After having seen the resplendent countenance of the Mother of the thrice holy God, how could she do otherwise than become the tender servant of those of whom the Son of the Virgin has said, “What ye shall do to the least of these little ones, ye shall do it unto me.”
It is with the Sisters of Charity and Christian Instruction at Nevers that the youthful Seer has taken the veil. Her name in Religion is Marie-Bernard. We saw her some time ago in her religious dress at the Mother-house of the Congregation. Although she is now twenty-five years of age, her countenance still preserves the character and grace of childhood. She possesses an incomparable charm―a charm which is not of here below and which raises the soul towards the regions of heaven. In her presence the heart feels stirred up with the best emotions, by I know not what sentiment of religion, and when you leave her you feel embalmed with the perfume of her calm innocence. You can easily understand the love of the Virgin for her. In other respects there is nothing extraordinary about her, nothing to point her out or make you divine the most important part she has played between heaven and earth. Her simplicity has not in the least suffered from the unheard-of agitation which arose around her. The concourse of multitudes and the enthusiasm of whole populations have no more troubled her soul, than would the water of a torrent tarnish the imperishable purity of a diamond, whether it were subjected an hour or a century to its waters.

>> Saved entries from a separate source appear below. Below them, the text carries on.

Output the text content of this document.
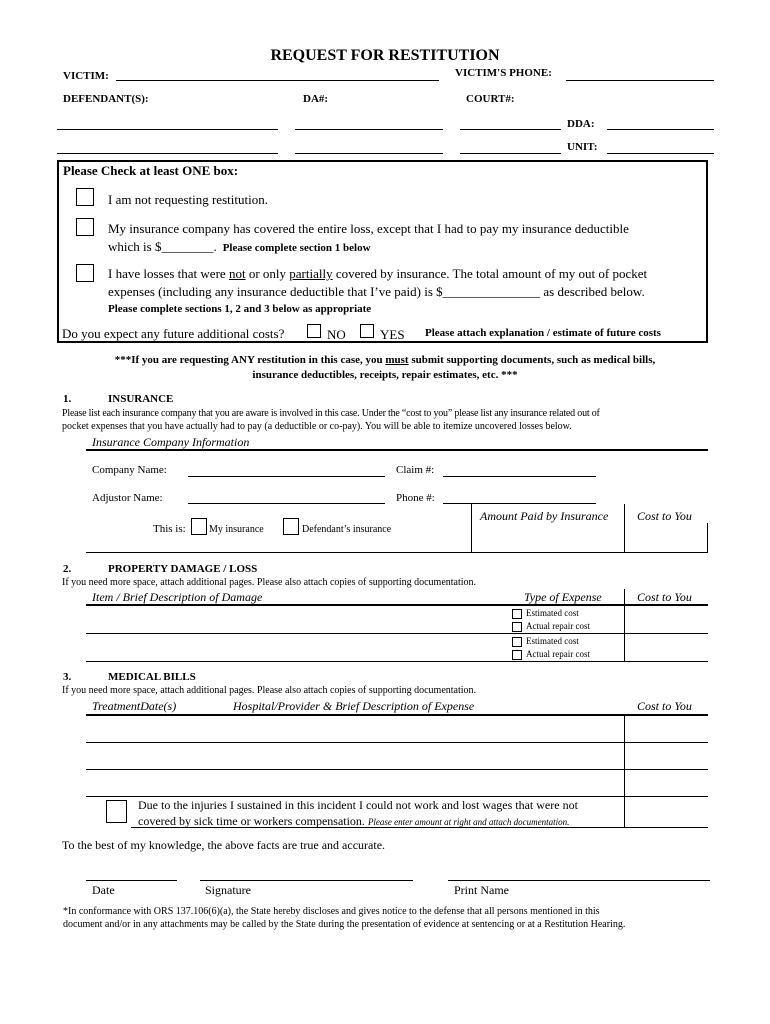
REQUEST FOR RESTITUTION
VICTIM:	VICTIM'S PHONE:
DEFENDANT(S):	DA#:	COURT#:
DDA:
UNIT:
Please Check at least ONE box:
I am not requesting restitution.
My insurance company has covered the entire loss, except that I had to pay my insurance deductible
which is $________. Please complete section 1 below
I have losses that were not or only partially covered by insurance. The total amount of my out of pocket
expenses (including any insurance deductible that I’ve paid) is $_______________ as described below.
Please complete sections 1, 2 and 3 below as appropriate
Do you expect any future additional costs?	NO	YES Please attach explanation / estimate of future costs
***If you are requesting ANY restitution in this case, you must submit supporting documents, such as medical bills,
insurance deductibles, receipts, repair estimates, etc. ***
1.	INSURANCE
Please list each insurance company that you are aware is involved in this case. Under the “cost to you” please list any insurance related out of
pocket expenses that you have actually had to pay (a deductible or co-pay). You will be able to itemize uncovered losses below.
Insurance Company Information
Company Name:	Claim #:
Adjustor Name:	Phone #:
Amount Paid by Insurance Cost to You
This is: My insurance	Defendant’s insurance
2.	PROPERTY DAMAGE / LOSS
If you need more space, attach additional pages. Please also attach copies of supporting documentation.
Item / Brief Description of Damage	Type of Expense	Cost to You
Estimated cost
Actual repair cost
Estimated cost
Actual repair cost
3.	MEDICAL BILLS
If you need more space, attach additional pages. Please also attach copies of supporting documentation.
TreatmentDate(s)	Hospital/Provider & Brief Description of Expense	Cost to You
Due to the injuries I sustained in this incident I could not work and lost wages that were not
covered by sick time or workers compensation. Please enter amount at right and attach documentation.
To the best of my knowledge, the above facts are true and accurate.
Date	Signature	Print Name
*In conformance with ORS 137.106(6)(a), the State hereby discloses and gives notice to the defense that all persons mentioned in this
document and/or in any attachments may be called by the State during the presentation of evidence at sentencing or at a Restitution Hearing.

God still visits her, no longer with radiant apparitions, but with the sanctified trials of suffering. She is often ill and her tortures are cruel. She supports them with a sweet and almost cheerful patience. Often she has been supposed to by dying. “I shall not die yet,” she says, smiling.
Never does she speak of the divine favor she has received, unless directly questioned on the subject. She was the witness of the Blessed Virgin. Now that she has fulfilled her message, she has retired into the shade of a religious life, full of humility and seeking to lose herself in the crowd of her companions.
It is a cause of grief to her when anyone from the world comes to find her out in the bosom of her retreat, and any circumstance obliges her once more to come prominently forward. She rejects whatever might recall to her the celebrity of her name in the Christian world. Buried in her cell, or absorbed in the care of the sick, she shuts her ears to all the tumults of earth; she turns away from them her thoughts and her heart to recollect herself in the peace of her solitude, and in the joys of charity. She lives in the humility of the Lord, and is dead to the vanities of this lower world. This book, which we have just written, and which speaks so much of Bernadette, will never be read by Sister Marie-Bernard.